1983 artwork by Andy Warhol

Speed Skater is a 1983 work by the American artist Andy Warhol., made for the 1984 Winter Olympics in Sarajevo, then Yugoslavia.

==History==
Lazar 'Lazo' Vujic, a gallerist originally from Sarajevo and working in Vienna, invited 16 artists to produce a portfolio of artworks in honor of 1984 Sarajevo Winter Olympics. Vujic, who knew Warhol from earlier times, invited Warhol to a project. According to Vujic, Warhol asked who are the other artists and when he heard that Henry Moore was one of them, he immediately agreed to join the team.

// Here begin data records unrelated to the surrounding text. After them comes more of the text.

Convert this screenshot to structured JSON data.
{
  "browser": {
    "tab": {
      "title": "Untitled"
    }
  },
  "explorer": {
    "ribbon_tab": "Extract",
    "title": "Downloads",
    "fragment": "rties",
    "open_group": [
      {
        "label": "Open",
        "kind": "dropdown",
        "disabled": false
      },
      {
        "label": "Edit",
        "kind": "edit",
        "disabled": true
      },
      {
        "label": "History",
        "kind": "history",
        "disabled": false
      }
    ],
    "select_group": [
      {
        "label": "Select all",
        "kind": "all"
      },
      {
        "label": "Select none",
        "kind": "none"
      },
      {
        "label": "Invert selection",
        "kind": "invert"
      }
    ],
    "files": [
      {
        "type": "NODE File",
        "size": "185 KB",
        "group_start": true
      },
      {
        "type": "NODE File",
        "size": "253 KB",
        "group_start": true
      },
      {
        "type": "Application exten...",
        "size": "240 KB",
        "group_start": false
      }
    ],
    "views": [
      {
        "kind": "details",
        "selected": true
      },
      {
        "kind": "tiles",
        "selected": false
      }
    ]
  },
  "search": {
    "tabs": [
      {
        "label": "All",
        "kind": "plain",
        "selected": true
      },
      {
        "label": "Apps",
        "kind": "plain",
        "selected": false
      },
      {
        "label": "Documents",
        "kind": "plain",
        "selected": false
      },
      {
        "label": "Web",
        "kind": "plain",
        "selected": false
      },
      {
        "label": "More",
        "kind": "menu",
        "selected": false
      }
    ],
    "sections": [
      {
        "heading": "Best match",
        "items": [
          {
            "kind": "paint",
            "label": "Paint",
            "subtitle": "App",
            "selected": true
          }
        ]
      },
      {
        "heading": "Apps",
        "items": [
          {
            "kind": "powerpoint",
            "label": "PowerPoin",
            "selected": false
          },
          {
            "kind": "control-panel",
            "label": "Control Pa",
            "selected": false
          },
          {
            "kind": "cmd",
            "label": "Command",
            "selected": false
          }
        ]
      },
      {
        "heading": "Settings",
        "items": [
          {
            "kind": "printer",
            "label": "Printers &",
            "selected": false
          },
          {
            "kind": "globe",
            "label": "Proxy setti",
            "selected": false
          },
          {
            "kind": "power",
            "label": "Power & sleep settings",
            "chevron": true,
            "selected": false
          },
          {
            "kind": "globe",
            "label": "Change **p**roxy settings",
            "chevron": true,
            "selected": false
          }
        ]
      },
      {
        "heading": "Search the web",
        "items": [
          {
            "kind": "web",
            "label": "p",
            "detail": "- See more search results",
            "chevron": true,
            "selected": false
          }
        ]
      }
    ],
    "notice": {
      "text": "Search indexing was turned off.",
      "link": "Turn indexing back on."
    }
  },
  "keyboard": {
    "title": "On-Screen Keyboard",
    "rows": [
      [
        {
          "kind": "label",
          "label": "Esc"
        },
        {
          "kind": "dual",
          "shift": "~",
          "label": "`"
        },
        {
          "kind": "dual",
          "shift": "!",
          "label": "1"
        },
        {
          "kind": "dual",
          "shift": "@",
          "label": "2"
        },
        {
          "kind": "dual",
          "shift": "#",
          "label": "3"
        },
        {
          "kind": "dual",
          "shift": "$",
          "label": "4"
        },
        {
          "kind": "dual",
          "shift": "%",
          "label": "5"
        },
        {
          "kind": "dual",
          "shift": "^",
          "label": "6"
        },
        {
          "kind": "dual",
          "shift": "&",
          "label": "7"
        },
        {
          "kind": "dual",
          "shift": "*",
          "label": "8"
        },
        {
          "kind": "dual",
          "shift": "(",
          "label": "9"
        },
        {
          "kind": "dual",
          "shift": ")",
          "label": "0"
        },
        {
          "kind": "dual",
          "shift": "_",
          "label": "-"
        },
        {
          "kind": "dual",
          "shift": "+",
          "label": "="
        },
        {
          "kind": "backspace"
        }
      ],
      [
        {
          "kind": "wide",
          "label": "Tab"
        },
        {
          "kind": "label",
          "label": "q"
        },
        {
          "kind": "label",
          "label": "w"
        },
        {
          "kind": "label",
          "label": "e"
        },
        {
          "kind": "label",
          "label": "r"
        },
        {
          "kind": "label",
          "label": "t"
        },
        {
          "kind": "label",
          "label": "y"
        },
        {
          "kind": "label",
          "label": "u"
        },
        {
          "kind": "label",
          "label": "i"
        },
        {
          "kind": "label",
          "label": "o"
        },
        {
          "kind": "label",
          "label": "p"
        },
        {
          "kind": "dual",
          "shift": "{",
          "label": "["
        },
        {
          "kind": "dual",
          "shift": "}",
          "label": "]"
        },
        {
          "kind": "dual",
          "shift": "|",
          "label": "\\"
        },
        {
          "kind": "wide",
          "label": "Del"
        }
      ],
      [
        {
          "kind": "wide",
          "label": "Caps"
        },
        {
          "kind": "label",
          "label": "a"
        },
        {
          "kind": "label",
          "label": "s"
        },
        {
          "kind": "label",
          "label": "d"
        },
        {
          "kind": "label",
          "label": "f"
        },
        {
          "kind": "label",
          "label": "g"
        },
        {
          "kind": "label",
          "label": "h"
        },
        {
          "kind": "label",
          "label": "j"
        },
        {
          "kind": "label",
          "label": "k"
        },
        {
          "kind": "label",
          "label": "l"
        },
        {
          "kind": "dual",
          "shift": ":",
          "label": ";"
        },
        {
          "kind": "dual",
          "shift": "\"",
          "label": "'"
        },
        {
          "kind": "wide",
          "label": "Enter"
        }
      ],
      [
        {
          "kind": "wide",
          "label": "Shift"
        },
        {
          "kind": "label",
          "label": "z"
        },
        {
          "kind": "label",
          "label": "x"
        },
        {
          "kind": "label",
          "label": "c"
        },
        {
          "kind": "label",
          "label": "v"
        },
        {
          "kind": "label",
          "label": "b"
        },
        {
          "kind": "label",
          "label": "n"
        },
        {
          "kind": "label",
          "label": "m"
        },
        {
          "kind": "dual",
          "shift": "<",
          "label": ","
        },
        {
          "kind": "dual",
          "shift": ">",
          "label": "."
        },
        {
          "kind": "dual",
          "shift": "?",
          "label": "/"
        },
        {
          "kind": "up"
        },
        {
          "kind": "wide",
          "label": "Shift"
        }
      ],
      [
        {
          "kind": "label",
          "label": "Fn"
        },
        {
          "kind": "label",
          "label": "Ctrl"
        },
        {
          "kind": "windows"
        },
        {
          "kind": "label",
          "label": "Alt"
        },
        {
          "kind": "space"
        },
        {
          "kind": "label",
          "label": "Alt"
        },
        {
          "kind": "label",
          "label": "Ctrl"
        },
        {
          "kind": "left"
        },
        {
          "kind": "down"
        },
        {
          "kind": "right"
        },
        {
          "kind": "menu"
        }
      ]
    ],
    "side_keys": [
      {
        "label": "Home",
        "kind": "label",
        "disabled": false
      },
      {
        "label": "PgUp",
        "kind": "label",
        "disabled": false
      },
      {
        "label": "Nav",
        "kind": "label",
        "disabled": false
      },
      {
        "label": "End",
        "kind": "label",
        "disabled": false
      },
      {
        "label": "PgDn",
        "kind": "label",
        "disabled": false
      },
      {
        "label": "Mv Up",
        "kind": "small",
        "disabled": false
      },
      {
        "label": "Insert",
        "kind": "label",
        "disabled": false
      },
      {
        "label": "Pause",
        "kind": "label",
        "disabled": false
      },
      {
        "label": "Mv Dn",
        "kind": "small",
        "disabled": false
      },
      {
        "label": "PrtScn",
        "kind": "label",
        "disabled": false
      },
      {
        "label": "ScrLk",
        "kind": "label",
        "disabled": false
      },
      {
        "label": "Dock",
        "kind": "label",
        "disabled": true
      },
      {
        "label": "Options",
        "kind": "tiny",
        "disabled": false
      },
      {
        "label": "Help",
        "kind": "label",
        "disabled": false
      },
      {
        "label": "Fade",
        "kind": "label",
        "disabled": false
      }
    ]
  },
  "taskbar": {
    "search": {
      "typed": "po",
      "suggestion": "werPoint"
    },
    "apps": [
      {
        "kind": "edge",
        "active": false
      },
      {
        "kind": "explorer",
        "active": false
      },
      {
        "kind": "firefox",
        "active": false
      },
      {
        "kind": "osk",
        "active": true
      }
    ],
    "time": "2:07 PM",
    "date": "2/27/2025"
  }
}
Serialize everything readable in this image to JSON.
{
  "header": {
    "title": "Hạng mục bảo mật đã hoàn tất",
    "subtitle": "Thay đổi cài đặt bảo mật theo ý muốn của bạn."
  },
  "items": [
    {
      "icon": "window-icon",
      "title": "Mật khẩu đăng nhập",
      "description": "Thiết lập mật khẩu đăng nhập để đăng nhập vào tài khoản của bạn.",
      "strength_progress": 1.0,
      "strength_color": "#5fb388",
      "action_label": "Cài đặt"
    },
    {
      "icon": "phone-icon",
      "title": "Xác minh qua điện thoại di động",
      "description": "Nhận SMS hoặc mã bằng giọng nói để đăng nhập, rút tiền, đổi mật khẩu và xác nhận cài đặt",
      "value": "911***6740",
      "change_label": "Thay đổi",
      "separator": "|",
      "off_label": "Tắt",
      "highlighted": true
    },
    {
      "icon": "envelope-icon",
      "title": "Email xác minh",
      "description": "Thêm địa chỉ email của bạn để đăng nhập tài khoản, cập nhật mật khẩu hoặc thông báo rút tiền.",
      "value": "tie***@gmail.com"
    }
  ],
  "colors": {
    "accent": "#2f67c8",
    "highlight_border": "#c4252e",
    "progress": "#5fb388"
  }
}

Other team members included David Hockney, Piero Dorazio, Henry Moore, Jean-Michel Folon, Giuseppe Santomaso, and Cy Twombly. Vujic's Visconti Fine Art gallery served as an official publisher. Each of the 16 artists produced one work associated with winter Olympics. Henry Moore made an image of Greek masks. Sports Illustrated commented it: "Winter Olympics or not, we shouldn't forget the contributions of the ancient Greeks."
Folon depicted a ski jumper jumping against the firmament. David Hockney's produced a photo collage of a figure skater. Glaser drew five rings landing on a Corinthian column. Cy Twombly's work is named Graffiti, with "Yugoslavia" and "Olympics" in Serbo-Croatian. Over the 1983/84 winter before the Olympics, the exhibit 'Art and Sport Edition' was shown by Vujic's Visconti Art Gallery in New York, San Francisco, Los Angeles, San Diego, Toronto, Detroit, Chicago, Miami, Atlanta, Dallas, Vail, Aspen, Lake Tahoe, Denver, Indianapolis, Madison, and Minneapolis.

Warhol made Speed Skater as a screenprint in colours on wove paper. It was made in an edition of 150 plus ten artist's proofs. He also made some unique variants as trial proofs, each printed with different positions of the colour screens. Speed Skater was also produced in an edition of 10 Publisher's Proofs. Its sizes are 875 x 625 mm. The Speed Skater was used for the official Sarajevo Winter Olympics poster.